A molecularly imprinted polymer (MIP) grafted on the surface of the optical fiber by radical polymerization with thermal initiation served as a sensitive layer. The POF’s selected for this study are a polymethyl methacrylate (PMMA) based step-index optical fiber with 1 mm.
Firstly, initiator 2,2'-Azobis(2- ethylpropionamidine)dihydrochloride was immobilized on the surface of the uncladded fiber. Grafting of the polymer was carried out using methacrylic acid as a monomer, ethylene glycol dimethacrylate as a cross- linker, ammonium chloride as a template and 30% of ethanol in water as a solvent.
Optimization of the polymerization condition including reagent concentrations and polymerization time was optimized using thickness of the grafted imprinted polymer layer as a criterion. Deposition of the polymer was inspected using optical microscopy and measurements with micrometer.

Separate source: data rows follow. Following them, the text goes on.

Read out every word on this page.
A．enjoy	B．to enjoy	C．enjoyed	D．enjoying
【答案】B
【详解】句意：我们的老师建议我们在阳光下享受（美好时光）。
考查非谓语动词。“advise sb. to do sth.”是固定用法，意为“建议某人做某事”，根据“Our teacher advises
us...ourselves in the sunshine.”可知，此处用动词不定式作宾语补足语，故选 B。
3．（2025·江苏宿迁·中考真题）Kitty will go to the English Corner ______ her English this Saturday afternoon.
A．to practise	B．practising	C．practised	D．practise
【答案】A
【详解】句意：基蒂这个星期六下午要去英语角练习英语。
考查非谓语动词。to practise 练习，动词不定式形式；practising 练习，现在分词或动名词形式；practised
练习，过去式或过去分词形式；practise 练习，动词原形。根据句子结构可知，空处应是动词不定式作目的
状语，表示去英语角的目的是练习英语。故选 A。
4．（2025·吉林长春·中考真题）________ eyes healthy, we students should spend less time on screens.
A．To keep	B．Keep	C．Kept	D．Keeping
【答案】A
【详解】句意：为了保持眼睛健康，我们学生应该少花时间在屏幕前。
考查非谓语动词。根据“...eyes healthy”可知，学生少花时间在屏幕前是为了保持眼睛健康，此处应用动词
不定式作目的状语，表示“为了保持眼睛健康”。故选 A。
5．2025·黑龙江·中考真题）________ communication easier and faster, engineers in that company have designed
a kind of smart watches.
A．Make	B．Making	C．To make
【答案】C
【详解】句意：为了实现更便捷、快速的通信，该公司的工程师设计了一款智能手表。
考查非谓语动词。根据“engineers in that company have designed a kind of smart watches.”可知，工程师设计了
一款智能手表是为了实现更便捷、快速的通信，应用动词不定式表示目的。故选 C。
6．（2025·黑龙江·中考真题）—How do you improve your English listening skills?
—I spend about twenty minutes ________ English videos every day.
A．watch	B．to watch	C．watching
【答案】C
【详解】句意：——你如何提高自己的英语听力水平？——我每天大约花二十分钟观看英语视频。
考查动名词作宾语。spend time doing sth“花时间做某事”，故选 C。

A transmission based detection scheme was implemented using an optical coupler (90:10), a LED (660 nm) and two photodetectors. The signal output was monitored in real time with LabView software. Measurements made during fiber modification have shown that immobilization of initiator does not affect transmission while MIP grafting decrease it. Response of the optical fiber with grafted MIP layer to ammonium ions in water solutions has been observed.
Further developments will be focused on the optimization of MIP grafting procedure and sensor performance.